J’ignore, je méconnais et j’occulte ce qui a pu m’empêcher d’y parvenir, mais j’éprouve la conviction exquise que désormais cet obstacle n’est plus. Néanmoins, ces instants dilapidés à ne pouvoir décrire qui et comment j’étais, sont perdus. Bel et bien oubliés ; avec eux se sont aussi envolés ces volumes, ces nombreux tomes qui, collationnant libelles, compilant essais, rassemblant pièces de théâtre, amalgamant ouvrages d’art…, auraient pu combler ma bibliothèque dérobée.
De la sorte, tous ces ouvrages hypothétiques sont malheureusement inexistants ; sauf un, celui-ci, fait pour parler en lieu et place de tous les autres ! Aussi, le livre qui suit, l’ai-je non seulement écrit, mais également lu et relu, lu de nouveau, encore relu, décrypté, interprété, analysé.

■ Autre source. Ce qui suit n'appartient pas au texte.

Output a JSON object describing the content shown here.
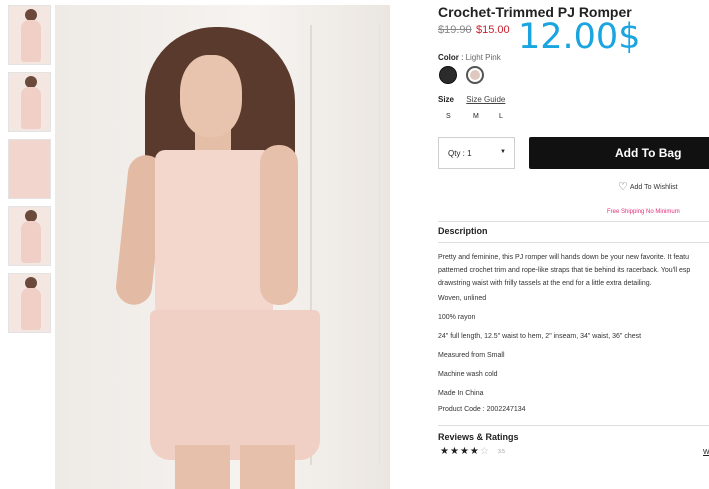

D’un point de vue stylistique, ce
texte est accessible. Le vocabulaire est courant, mais comporte quelques raretés. La complexité sémantique est plutôt élevée. Les phrases ont une longueur habituelle. La forte proportion d’adjectifs du texte indique une volonté descriptive. Une étude lexicologique et sémantique de l’ensemble des phrases de ce texte dénote la prédominance des thèmes
suivants : politique, forces, causalité, mouvement, existence, identité, famille. 51,6 % des mots employés sont ambigus grammaticalement. Pour ce critère statistique, ce texte est voisin des ouvrages suivants : « Alcools », suivi de « Le Bestiaire », de Guillaume Apollinaire et « Une leçon de morale », de Paul Eluard. Dans ce texte, la moyenne de mots par phrase est de 16,5 et la proportion d’interrogatives, de 4,2 %. 1605 verbes différents y sont employés, pour 128 conjonctions, 1986 adjectifs, 953 adverbes et 212 prépositions. La proportion de substantifs est de 45,7 % : pour ce critère, ce texte est voisin des ouvrages suivants : « Poisson soluble » de André Breton et « Des singularités de la Nature » de Voltaire.